Even When Medically Necessary, Children Face Barriers to Epileptic Surgery, Study Finds

When anti-seizure drugs no longer help, children with epilepsy often need surgery, but a new study has found that they face barriers to treatment and often wait more than a year for the surgery.

The UCLA study found that, on average, children had had seizures for more than five years before they had surgery. Parents described confusion over the disease and its medications, insurance obstacles and difficulty finding the right doctors, researchers said.

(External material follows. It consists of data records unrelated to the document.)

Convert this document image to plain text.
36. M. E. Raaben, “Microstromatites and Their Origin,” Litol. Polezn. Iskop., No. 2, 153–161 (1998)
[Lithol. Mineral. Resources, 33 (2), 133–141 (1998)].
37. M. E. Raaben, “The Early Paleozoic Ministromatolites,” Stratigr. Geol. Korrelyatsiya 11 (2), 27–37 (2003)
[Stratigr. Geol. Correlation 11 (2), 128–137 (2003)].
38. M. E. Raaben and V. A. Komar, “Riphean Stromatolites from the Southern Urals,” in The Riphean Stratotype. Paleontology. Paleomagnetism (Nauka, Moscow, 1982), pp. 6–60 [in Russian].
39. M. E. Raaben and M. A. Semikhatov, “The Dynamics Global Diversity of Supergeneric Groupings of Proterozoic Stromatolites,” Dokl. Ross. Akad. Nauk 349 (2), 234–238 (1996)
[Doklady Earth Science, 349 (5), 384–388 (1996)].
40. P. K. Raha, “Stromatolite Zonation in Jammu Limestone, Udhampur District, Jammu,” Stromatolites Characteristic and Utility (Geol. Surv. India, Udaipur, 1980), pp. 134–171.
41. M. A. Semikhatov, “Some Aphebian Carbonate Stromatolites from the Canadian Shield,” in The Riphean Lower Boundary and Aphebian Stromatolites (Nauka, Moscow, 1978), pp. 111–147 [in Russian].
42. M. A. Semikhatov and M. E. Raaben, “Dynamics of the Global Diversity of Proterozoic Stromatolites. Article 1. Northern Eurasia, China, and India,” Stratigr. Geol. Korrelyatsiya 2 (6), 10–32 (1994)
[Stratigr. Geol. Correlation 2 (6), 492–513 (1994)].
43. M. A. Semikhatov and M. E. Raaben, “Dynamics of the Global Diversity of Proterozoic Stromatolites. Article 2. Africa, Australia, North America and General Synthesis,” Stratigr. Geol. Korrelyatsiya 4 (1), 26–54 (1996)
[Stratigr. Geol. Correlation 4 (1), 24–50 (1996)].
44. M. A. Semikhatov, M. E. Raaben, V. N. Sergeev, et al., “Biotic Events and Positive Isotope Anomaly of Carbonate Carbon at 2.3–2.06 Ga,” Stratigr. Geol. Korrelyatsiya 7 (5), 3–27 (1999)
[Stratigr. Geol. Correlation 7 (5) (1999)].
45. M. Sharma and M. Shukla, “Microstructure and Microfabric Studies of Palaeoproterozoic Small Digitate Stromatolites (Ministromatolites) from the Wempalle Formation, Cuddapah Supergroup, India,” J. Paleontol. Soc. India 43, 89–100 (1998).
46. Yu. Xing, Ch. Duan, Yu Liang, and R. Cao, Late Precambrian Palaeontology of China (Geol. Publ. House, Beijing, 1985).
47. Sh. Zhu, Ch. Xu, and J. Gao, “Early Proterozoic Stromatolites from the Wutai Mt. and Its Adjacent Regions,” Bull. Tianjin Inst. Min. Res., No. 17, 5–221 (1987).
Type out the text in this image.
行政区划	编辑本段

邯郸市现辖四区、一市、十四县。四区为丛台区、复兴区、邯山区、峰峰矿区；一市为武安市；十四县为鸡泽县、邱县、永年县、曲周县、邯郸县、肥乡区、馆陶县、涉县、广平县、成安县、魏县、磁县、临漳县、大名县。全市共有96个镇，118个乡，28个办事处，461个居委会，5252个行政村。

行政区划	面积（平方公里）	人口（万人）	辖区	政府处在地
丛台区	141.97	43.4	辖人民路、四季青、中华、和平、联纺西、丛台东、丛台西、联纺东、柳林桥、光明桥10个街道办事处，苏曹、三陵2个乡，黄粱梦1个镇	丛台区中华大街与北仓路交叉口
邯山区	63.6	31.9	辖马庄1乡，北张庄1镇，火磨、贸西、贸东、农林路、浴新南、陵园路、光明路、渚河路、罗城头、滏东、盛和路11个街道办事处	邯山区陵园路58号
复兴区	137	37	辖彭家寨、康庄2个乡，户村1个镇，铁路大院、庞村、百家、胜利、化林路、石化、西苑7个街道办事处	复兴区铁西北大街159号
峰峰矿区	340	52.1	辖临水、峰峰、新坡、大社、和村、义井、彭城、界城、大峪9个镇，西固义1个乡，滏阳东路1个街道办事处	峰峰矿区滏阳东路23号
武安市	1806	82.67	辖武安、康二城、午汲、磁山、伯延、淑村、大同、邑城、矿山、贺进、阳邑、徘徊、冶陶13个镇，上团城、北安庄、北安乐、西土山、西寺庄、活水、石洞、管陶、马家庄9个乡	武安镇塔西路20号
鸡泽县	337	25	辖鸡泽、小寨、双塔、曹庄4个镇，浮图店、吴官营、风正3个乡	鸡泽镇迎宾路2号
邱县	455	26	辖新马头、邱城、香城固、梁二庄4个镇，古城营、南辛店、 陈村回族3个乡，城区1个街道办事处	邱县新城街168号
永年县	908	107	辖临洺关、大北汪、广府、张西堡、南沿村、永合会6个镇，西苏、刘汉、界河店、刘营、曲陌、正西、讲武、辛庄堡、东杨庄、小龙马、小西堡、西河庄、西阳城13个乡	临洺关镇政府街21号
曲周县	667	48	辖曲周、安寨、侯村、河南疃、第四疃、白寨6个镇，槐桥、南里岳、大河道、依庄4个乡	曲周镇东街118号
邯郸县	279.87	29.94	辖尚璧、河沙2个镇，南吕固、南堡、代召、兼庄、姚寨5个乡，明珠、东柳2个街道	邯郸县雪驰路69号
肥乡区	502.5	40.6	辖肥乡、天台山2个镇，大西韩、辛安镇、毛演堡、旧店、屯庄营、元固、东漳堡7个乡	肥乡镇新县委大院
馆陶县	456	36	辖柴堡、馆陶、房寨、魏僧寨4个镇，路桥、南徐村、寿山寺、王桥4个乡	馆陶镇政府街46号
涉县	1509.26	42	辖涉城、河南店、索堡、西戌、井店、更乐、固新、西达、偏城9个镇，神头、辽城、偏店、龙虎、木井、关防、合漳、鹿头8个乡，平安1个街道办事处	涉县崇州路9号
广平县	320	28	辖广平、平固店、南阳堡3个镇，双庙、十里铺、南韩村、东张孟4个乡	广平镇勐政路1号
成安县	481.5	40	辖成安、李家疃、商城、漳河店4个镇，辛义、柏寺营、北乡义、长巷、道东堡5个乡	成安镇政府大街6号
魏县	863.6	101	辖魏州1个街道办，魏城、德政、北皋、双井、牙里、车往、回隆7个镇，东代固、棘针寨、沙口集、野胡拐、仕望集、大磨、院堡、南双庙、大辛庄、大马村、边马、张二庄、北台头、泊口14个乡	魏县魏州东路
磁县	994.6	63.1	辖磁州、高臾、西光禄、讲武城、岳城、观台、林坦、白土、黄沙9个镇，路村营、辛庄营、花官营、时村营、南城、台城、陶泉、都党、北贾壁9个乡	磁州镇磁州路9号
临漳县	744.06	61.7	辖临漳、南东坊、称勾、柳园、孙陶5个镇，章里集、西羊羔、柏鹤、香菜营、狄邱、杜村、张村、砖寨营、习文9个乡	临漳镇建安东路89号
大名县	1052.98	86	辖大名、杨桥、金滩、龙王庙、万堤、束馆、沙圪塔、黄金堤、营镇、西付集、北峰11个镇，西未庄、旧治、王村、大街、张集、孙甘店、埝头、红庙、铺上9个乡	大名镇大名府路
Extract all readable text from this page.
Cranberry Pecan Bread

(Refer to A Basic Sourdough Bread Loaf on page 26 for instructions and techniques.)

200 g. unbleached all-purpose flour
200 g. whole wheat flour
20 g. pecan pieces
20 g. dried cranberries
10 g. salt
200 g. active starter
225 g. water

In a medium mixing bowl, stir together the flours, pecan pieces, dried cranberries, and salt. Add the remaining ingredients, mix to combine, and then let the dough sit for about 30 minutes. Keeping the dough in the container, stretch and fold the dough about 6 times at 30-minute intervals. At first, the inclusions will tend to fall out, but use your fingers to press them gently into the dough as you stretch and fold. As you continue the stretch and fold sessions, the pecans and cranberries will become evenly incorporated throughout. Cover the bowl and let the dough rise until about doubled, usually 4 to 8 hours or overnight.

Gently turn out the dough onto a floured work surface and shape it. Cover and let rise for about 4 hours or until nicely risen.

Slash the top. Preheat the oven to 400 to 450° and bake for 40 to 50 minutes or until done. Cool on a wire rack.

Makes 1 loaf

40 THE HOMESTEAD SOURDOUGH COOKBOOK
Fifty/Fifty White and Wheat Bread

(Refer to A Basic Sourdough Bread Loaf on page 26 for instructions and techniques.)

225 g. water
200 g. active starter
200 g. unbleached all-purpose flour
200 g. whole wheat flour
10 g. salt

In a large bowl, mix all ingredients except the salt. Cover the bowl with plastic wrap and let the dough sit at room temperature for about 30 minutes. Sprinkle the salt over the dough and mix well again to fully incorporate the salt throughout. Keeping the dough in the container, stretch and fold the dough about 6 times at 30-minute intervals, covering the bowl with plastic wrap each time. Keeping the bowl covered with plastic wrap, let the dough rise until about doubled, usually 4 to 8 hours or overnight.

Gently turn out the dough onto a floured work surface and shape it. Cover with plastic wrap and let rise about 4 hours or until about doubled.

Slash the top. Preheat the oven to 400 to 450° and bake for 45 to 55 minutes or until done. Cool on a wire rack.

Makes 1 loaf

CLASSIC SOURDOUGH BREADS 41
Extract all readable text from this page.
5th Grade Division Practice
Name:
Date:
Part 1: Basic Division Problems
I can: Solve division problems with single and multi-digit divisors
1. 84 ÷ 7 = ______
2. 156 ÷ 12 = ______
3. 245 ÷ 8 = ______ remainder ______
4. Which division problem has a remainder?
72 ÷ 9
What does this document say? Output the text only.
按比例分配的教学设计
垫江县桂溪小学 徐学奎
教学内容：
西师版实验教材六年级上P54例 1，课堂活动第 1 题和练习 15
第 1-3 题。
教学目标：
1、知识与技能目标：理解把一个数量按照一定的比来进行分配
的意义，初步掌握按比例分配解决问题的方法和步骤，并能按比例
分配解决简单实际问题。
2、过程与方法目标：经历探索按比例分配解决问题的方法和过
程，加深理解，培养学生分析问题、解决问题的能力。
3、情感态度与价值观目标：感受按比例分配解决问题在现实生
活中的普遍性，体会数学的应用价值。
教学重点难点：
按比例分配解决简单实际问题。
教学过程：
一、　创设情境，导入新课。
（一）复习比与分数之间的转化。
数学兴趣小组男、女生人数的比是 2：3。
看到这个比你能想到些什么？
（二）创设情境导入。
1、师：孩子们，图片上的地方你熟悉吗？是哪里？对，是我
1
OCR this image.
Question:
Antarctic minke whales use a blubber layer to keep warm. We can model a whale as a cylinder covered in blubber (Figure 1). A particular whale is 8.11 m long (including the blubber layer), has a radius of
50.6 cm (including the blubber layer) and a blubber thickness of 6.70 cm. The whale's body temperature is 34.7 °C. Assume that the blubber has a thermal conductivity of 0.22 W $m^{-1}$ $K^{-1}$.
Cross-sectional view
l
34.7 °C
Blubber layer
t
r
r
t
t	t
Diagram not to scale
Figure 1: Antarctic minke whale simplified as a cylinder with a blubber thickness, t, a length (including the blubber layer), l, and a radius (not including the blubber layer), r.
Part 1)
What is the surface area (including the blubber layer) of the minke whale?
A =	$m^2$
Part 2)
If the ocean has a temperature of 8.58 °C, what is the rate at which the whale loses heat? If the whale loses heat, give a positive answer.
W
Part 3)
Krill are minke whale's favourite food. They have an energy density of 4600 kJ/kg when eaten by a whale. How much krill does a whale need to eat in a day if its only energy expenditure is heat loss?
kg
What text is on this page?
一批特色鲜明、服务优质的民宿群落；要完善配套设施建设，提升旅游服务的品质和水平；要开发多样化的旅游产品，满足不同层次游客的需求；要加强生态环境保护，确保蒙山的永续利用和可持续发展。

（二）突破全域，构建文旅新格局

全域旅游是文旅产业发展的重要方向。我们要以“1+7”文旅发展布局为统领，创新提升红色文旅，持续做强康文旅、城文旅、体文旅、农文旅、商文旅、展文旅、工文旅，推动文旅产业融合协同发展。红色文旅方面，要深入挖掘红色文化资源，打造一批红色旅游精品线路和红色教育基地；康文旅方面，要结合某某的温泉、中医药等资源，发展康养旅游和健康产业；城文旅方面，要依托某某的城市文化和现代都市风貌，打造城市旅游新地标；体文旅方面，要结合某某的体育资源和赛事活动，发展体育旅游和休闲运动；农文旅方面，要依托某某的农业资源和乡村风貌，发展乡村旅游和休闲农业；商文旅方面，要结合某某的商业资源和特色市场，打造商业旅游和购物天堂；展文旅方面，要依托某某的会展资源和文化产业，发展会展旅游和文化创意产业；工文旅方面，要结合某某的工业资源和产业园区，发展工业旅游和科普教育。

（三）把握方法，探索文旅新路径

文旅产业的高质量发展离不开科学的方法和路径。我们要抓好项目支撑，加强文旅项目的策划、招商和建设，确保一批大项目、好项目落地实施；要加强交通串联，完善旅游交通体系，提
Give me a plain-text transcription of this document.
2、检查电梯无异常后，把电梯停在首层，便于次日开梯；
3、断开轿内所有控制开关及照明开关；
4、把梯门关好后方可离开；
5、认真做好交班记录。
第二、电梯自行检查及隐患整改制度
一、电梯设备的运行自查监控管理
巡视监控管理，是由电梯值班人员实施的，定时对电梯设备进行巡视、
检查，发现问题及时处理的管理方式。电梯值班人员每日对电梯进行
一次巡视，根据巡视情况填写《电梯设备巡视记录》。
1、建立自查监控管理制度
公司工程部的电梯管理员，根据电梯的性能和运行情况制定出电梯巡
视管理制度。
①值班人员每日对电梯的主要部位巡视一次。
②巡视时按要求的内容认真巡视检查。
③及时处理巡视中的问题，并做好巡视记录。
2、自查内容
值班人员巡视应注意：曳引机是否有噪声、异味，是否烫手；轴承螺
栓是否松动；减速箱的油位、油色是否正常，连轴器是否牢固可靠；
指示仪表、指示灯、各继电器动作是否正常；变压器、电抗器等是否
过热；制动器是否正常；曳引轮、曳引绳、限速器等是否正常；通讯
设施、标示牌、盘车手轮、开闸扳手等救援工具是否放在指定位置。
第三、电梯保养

“Children with drug resistant epilepsy should be evaluated at a comprehensive epilepsy center expeditiously in order to conduct a comprehensive evaluation to determine the most appropriate treatment, including, but not limited to surgical treatments,” said the study’s first author, Christine B. Baca, an assistant professor in residence of neurology at UCLA.

Researchers interviewed 37 parents of children who were under 18 at the time of their surgery at UCLA, between 2006 and 2011.

About two-thirds of children in the study had one or more seizures daily and nearly half had tried three or more anti-seizure drugs.

After two anti-seizure drugs haven’t worked, children should be referred to an epilepsy center for a surgical evaluation, but two-thirds of families in the study waited more than a year for that referral.

Parents described the period before for surgery as a scary and confusing time.

“We’ve been bouncing around hospitals for four to five months,” one parent told researchers. “Not that the care was poor, but there’s a point where it surpasses the local specialty.”

Another child was subjected to a string of medications before being referred to surgery, her parent said.

“When the medications continued to fail and we were on number four and then number five and none of it was working, her seizures were getting worse, her behaviors worse,” the parent told researchers. “Some days all she did was seize and sleep. We kept trying more medications. Nothing was helping our daughter.”

Going forward, Baca and her team plan to develop interventions that will help children with epilepsy get care sooner.

One in 26 Americans will develop epilepsy in his or her lifetime, while an estimated three million Americans and 65 million people worldwide currently live with epilepsy. About half of epilepsy cases first occur during childhood, Baca said.